Ik ben achtentwintig

De tWnTG puilt uit van de lachende, pratende, drinkende, dansende, kijkende en bekeken mensen met goede haardagen en eclectische kledingkasten vol labels en vintage en h & m en ontwerpers die zo nieuw zijn dat zelfs Louise ze niet kent. Het deurbeleid staat afgesteld op nonchalant, met hier en daar een scheur en een semi-zomaar opgezet hoedje. De tentoonstelling van Georges eindexamenjaar heeft plaatsgemaakt voor Max-achtige wandschilderingen met woeste halen en opdringerige kleuren. De muziek staat zo hard dat ze beukt in mijn darmen, het slordige licht doet iedereen goed en ik vind de tWnTG de leukste plek op aarde – vanavond in ieder geval. Ik heb nog net verstaan dat de jongen naast me Jort heet en dat hij me vroeg of ik ook meedeed aan iets heel belangrijks voor talentvolle reclamemakers en iets met interactieve media beneden de dertig, dus ik vind hem nu al aardig.

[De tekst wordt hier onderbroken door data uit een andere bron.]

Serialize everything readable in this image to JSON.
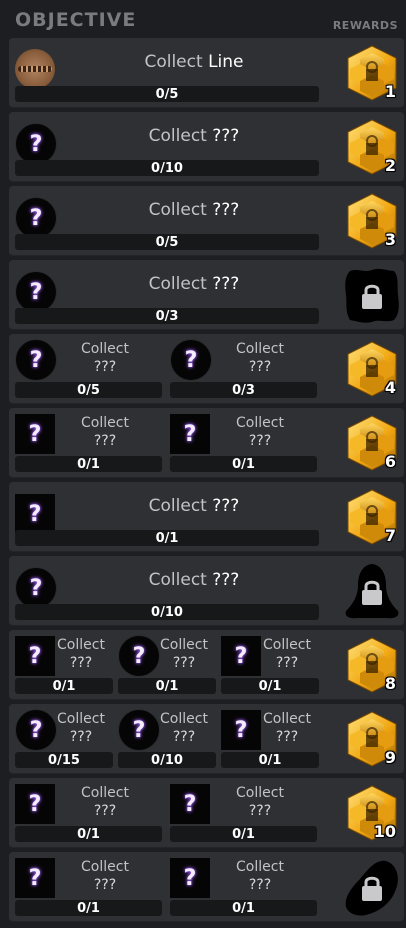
{
  "header": {
    "title": "OBJECTIVE",
    "rewards_label": "REWARDS"
  },
  "rows": [
    {
      "type": "single",
      "icon": "line-thumbnail",
      "label": "Collect",
      "value": "Line",
      "progress": "0/5",
      "reward": {
        "kind": "gold",
        "number": "1"
      }
    },
    {
      "type": "single",
      "icon": "circle",
      "label": "Collect",
      "value": "???",
      "progress": "0/10",
      "reward": {
        "kind": "gold",
        "number": "2"
      }
    },
    {
      "type": "single",
      "icon": "circle",
      "label": "Collect",
      "value": "???",
      "progress": "0/5",
      "reward": {
        "kind": "gold",
        "number": "3"
      }
    },
    {
      "type": "single",
      "icon": "circle",
      "label": "Collect",
      "value": "???",
      "progress": "0/3",
      "reward": {
        "kind": "locked",
        "shape": "blob",
        "number": ""
      }
    },
    {
      "type": "multi",
      "items": [
        {
          "icon": "circle",
          "label": "Collect",
          "value": "???",
          "progress": "0/5"
        },
        {
          "icon": "circle",
          "label": "Collect",
          "value": "???",
          "progress": "0/3"
        }
      ],
      "reward": {
        "kind": "gold",
        "number": "4"
      }
    },
    {
      "type": "multi",
      "items": [
        {
          "icon": "square",
          "label": "Collect",
          "value": "???",
          "progress": "0/1"
        },
        {
          "icon": "square",
          "label": "Collect",
          "value": "???",
          "progress": "0/1"
        }
      ],
      "reward": {
        "kind": "gold",
        "number": "6"
      }
    },
    {
      "type": "single",
      "icon": "square",
      "label": "Collect",
      "value": "???",
      "progress": "0/1",
      "reward": {
        "kind": "gold",
        "number": "7"
      }
    },
    {
      "type": "single",
      "icon": "circle",
      "label": "Collect",
      "value": "???",
      "progress": "0/10",
      "reward": {
        "kind": "locked",
        "shape": "bell",
        "number": ""
      }
    },
    {
      "type": "multi",
      "items": [
        {
          "icon": "square",
          "label": "Collect",
          "value": "???",
          "progress": "0/1"
        },
        {
          "icon": "circle",
          "label": "Collect",
          "value": "???",
          "progress": "0/1"
        },
        {
          "icon": "square",
          "label": "Collect",
          "value": "???",
          "progress": "0/1"
        }
      ],
      "reward": {
        "kind": "gold",
        "number": "8"
      }
    },
    {
      "type": "multi",
      "items": [
        {
          "icon": "circle",
          "label": "Collect",
          "value": "???",
          "progress": "0/15"
        },
        {
          "icon": "circle",
          "label": "Collect",
          "value": "???",
          "progress": "0/10"
        },
        {
          "icon": "square",
          "label": "Collect",
          "value": "???",
          "progress": "0/1"
        }
      ],
      "reward": {
        "kind": "gold",
        "number": "9"
      }
    },
    {
      "type": "multi",
      "items": [
        {
          "icon": "square",
          "label": "Collect",
          "value": "???",
          "progress": "0/1"
        },
        {
          "icon": "square",
          "label": "Collect",
          "value": "???",
          "progress": "0/1"
        }
      ],
      "reward": {
        "kind": "gold",
        "number": "10"
      }
    },
    {
      "type": "multi",
      "items": [
        {
          "icon": "square",
          "label": "Collect",
          "value": "???",
          "progress": "0/1"
        },
        {
          "icon": "square",
          "label": "Collect",
          "value": "???",
          "progress": "0/1"
        }
      ],
      "reward": {
        "kind": "locked",
        "shape": "leaf",
        "number": ""
      }
    }
  ],
  "colors": {
    "row_bg": "#2f3034",
    "bar_bg": "#17181a",
    "gold": "#f3b21b",
    "question_glow": "#b06bff"
  }
}
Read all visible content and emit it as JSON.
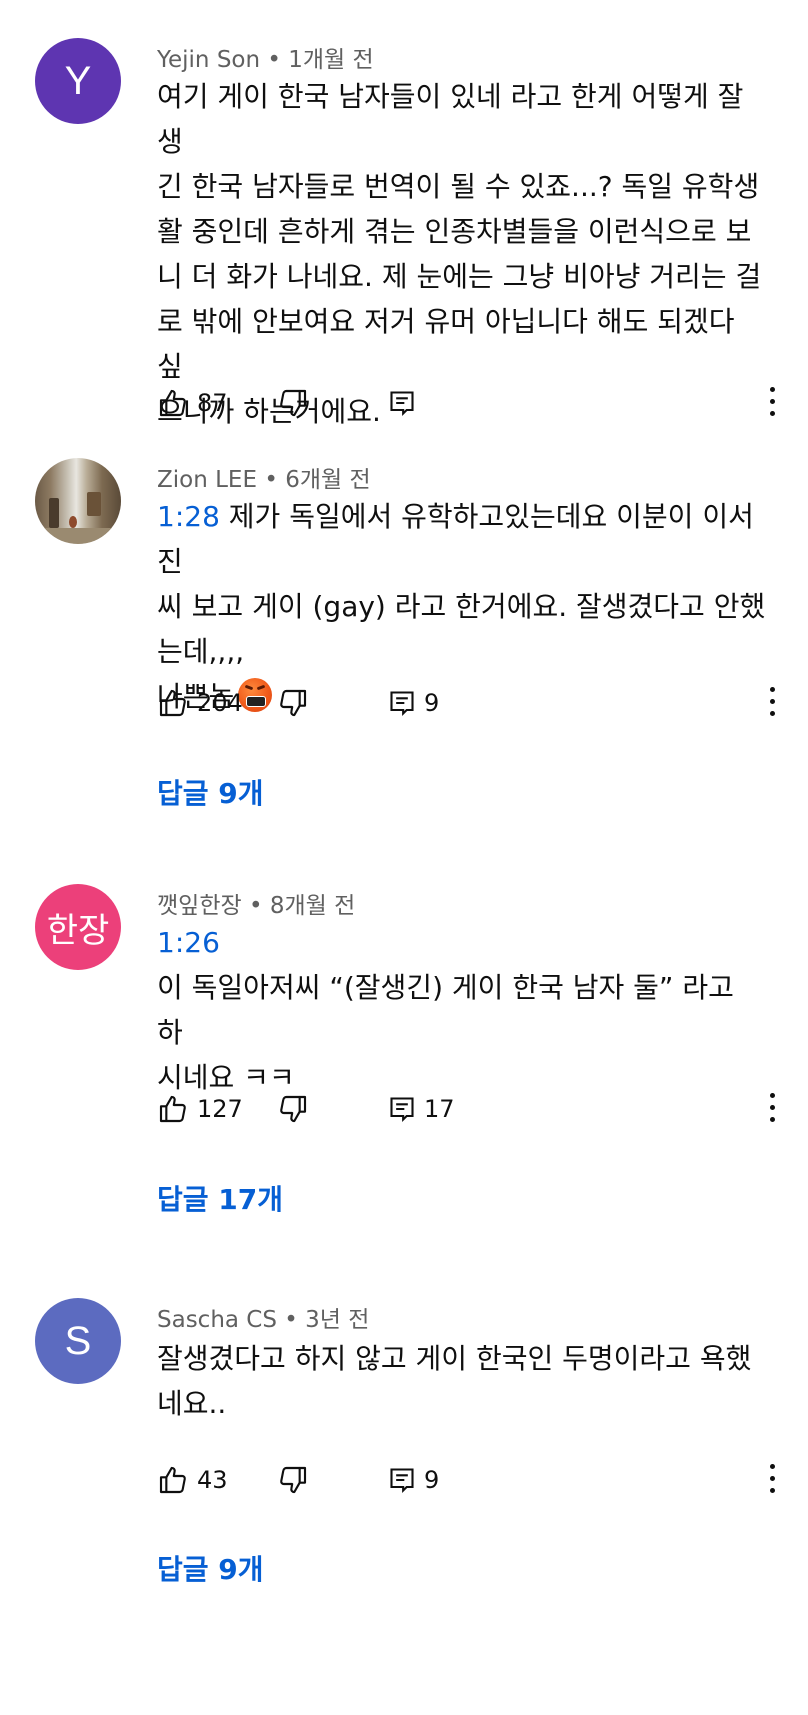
{
  "comments": [
    {
      "author": "Yejin Son",
      "time": "1개월 전",
      "avatar_letter": "Y",
      "avatar_color": "#5e35b1",
      "text": "여기 게이 한국 남자들이 있네 라고 한게 어떻게 잘생\n긴 한국 남자들로 번역이 될 수 있죠...? 독일 유학생\n활 중인데 흔하게 겪는 인종차별들을 이런식으로 보\n니 더 화가 나네요. 제 눈에는 그냥 비아냥 거리는 걸\n로 밖에 안보여요 저거 유머 아닙니다 해도 되겠다 싶\n으니까 하는거에요.",
      "likes": "87"
    },
    {
      "author": "Zion LEE",
      "time": "6개월 전",
      "timestamp": "1:28",
      "text_after_timestamp": " 제가 독일에서 유학하고있는데요 이분이 이서진\n씨 보고 게이 (gay) 라고 한거에요. 잘생겼다고 안했\n는데,,,,",
      "text_line_last": "나쁜놈",
      "likes": "204",
      "reply_count": "9",
      "replies_label": "답글 9개"
    },
    {
      "author": "깻잎한장",
      "time": "8개월 전",
      "avatar_text": "한장",
      "avatar_color": "#ec407a",
      "timestamp": "1:26",
      "text": "이 독일아저씨 “(잘생긴) 게이 한국 남자 둘” 라고 하\n시네요 ㅋㅋ",
      "likes": "127",
      "reply_count": "17",
      "replies_label": "답글 17개"
    },
    {
      "author": "Sascha CS",
      "time": "3년 전",
      "avatar_letter": "S",
      "avatar_color": "#5c6bc0",
      "text": "잘생겼다고 하지 않고 게이 한국인 두명이라고 욕했\n네요..",
      "likes": "43",
      "reply_count": "9",
      "replies_label": "답글 9개"
    }
  ],
  "meta_separator": "•",
  "icons": [
    "like-icon",
    "dislike-icon",
    "reply-icon",
    "more-options-icon",
    "angry-face-emoji"
  ],
  "colors": {
    "link_blue": "#065fd4",
    "meta_gray": "#606060",
    "text": "#0f0f0f"
  }
}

“JA!” gilde ik over The Flexmaster heen, die blijkbaar de smoutste dj van het moment is. Want waarom zou ik geen ja roepen? Diep vanbinnen ben ik een talentvolle reclamemaker beneden de dertig.

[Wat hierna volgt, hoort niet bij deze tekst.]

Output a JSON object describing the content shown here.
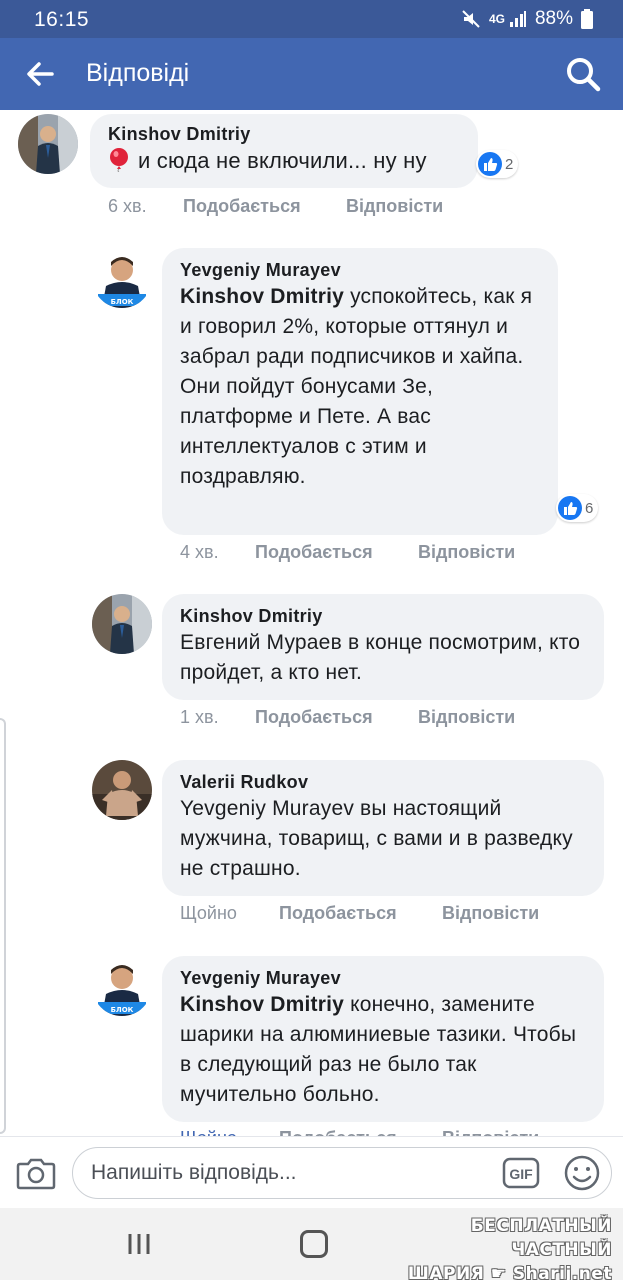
{
  "status_bar": {
    "time": "16:15",
    "network": "4G",
    "battery": "88%"
  },
  "app_bar": {
    "title": "Відповіді"
  },
  "comments": [
    {
      "author": "Kinshov Dmitriy",
      "mention": "",
      "text": "и сюда не включили... ну ну",
      "reactions": "2",
      "time": "6 хв.",
      "like": "Подобається",
      "reply": "Відповісти"
    },
    {
      "author": "Yevgeniy  Murayev",
      "mention": "Kinshov Dmitriy",
      "text": " успокойтесь, как я и говорил 2%, которые оттянул и забрал ради подписчиков и хайпа. Они пойдут бонусами Зе, платформе и Пете. А вас интеллектуалов с этим и поздравляю.",
      "reactions": "6",
      "time": "4 хв.",
      "like": "Подобається",
      "reply": "Відповісти"
    },
    {
      "author": "Kinshov Dmitriy",
      "mention": "",
      "text": "Евгений Мураев в конце посмотрим, кто пройдет, а кто нет.",
      "time": "1 хв.",
      "like": "Подобається",
      "reply": "Відповісти"
    },
    {
      "author": "Valerii Rudkov",
      "mention": "",
      "text": "Yevgeniy  Murayev вы настоящий мужчина,  товарищ,  с вами и в разведку не страшно.",
      "time": "Щойно",
      "like": "Подобається",
      "reply": "Відповісти"
    },
    {
      "author": "Yevgeniy  Murayev",
      "mention": "Kinshov Dmitriy",
      "text": " конечно, замените шарики на алюминиевые тазики. Чтобы в следующий раз не было так мучительно больно.",
      "time": "Щойно",
      "like": "Подобається",
      "reply": "Відповісти"
    }
  ],
  "composer": {
    "placeholder": "Напишіть відповідь...",
    "gif_label": "GIF"
  },
  "watermark": {
    "line1": "БЕСПЛАТНЫЙ ЧАСТНЫЙ",
    "line2": "ШАРИЯ",
    "line3": "Sharij.net"
  },
  "colors": {
    "status_bar": "#3b5998",
    "app_bar": "#4267b2",
    "bubble": "#f0f2f5",
    "like_blue": "#1877f2",
    "muted_text": "#8d949e"
  }
}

“Maar ik ben meer (…) (…) dus dan doe ik (…) (…), weet je wel!”

“Echt wel!” roep ik terug.

“Ik bedoel, iedereen heeft het steeds maar over viral, maar (…) (…) en dan denk ik dus (…) (…) crowdsourcing!”

“Ja, crowdsourcing!” gil ik, of zing ik bijna, want wat een mooi woord is dat, crowdsourcing.

“Hééééé,” komt Rodzjer om mijn nek hangen, die zo te zien weer gestopt is met stoppen met drinken.

“Jij was toch gestopt met de reclame?” vraag ik.

“Jong talent (…) spotten (…) sóóó mooi,” roept hij. Hij ruikt naar sambuca en leverworst.

Ik heb het afgelopen halfuur nog geen zinnig gesprek gevoerd, maar ik ben idioot vrolijk, gewoon, omdat het kan. Omdat ik sta te praten op de undergroundste plek van het moment, Jort hier naast me denkt dat ik achtentwintig ben, ik daar in dit licht mee wegkom en ik kijk naar mensen die dansen alsof het de beste avond van ons leven is – en waarom ook niet, misschien is vanavond dat wel. Hier is geen Max en Jeroen is er gelukkig ook niet om me af te leiden, hier zijn geen veertigjarig huwelijksfeest waarover geadviseerd moet worden, geen zand en geen bouwkraan. Hier is de nacht, en dat is meer dan genoeg.

The Flexmaster zet het volume nog een streepje hoger en ik loop de dansvloer op, naar de rest, die hopt, stuitert en ontzettend slicke moves doet. Ik ben achtentwintig, ik dans met het leven op mijn hielen en mijn haar waaiert in slow motion door de rook uit de rookmachine. Freedom. Daar gaat het om, George, freedom.